Grizzly Bear rocked the Wellmont Theater as devoted fans packed the venue, dancing and singing along to every song that erupted from the stage.
Grizzly Bear initially came onto the scene when the band’s founder, Ed Droste, dropped a mostly-solo album. The record also featured Christopher Bear, who would eventually become the band’s drummer. The duo soon became a trio with the addition of bassist and producer, Chris Taylor, and was finally rounded out once Daniel Rossen, a friend of Christopher Bear’s from jazz camp, joined the group.
After a little less than a decade of touring together, the members went their separate ways, each working on their own music. But eventually, Grizzly Bear reunited in 2015, collaborating on and sharing their individual projects, leading to the release of Painted Ruins. The new release is packed with psychedelic elements while remaining introspective and somewhat political at times. I had the pleasure of attending the concert at the Wellmont Theater, and Grizzly Bear sure brought energy into their performance.

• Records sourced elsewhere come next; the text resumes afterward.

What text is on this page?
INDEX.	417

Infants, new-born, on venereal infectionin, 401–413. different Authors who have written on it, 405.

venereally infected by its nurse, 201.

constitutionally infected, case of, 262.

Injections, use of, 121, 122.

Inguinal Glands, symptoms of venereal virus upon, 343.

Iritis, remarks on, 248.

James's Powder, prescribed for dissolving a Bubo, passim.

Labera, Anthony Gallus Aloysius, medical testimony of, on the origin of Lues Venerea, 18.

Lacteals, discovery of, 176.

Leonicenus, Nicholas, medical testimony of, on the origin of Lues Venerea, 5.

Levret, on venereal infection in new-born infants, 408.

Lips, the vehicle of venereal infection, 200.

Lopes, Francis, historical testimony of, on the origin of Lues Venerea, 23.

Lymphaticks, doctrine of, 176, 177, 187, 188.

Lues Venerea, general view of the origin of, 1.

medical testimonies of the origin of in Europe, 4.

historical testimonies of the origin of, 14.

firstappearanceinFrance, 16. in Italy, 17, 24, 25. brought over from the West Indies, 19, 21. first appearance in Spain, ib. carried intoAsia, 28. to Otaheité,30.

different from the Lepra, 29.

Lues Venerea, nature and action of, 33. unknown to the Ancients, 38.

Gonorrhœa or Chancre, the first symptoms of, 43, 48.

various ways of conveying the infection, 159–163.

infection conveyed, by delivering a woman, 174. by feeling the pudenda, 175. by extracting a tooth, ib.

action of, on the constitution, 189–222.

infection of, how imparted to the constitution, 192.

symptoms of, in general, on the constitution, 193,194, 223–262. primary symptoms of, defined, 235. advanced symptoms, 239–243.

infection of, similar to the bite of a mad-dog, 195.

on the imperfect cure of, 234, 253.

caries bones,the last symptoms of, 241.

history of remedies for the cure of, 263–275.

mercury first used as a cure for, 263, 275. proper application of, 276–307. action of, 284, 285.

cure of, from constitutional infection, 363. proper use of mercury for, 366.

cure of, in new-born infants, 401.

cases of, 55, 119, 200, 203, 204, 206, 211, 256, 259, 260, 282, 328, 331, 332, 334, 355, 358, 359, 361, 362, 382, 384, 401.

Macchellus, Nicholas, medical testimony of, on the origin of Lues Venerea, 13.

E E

The concert began with opening act Kaitlyn Aurelia Smith, who brought a unique and modern approach to musical stylings. She would begin by playing multiple sounds, some natural sounding such as birds chirping, and some more rooted in techno. She then layered those tracks with her beautiful voice, making for a very soothing and impressive musical experience.
Soon after Kaitlyn finished her opening act, the stage was cleared and reassembled for Grizzly Bear. As the band walked on and took their places, Ed Droste announced that the band had not performed in New Jersey in about ten years, and the crowd burst into cheers.
The group went straight into their set, starting strong from the get-go. They opened with Aquarian, off of Painted Ruins. But throughout the night, they kept a nice mix of older tunes with brand new releases. The band members displayed amazing instrumental versatility, with Chris Taylor, traditionally the bass players, occasionally showing off his other instrumental abilities, bringing out a saxophone and flute on separate occasions. All four bandmates accompany on vocals, with Ed Droste and Daniel Rossen taking the leads.
The crowd was more than pleased as Grizzly Bear graced the stage with some of their classics, such as Two Weeks, Shift and Sleeping UTE, while also staying true to the tour’s title and playing various tunes off of the new album.
As the uproarious applause began to die down, the band left the stage, seemingly for the night. This prompted a few audience members to yell out various words of encouragement and fanaticism, mostly along the lines of “six more songs,” hoping that Grizzly Bear would return.
While six more numbers were not in the cards, the audience was not disappointed with the few more wonderful and energetic performances that the band finished off the night with.
If sweat is any indication, it’s clear that Grizzly Bear gave their ultimate best to the Wellmont audience on Friday night. Their musicianship is incredibly impressive, and their fanbase is strong and consistently growing–for good reason. Grizzly Bear sure knew how to bring New Jersey exactly what they wanted.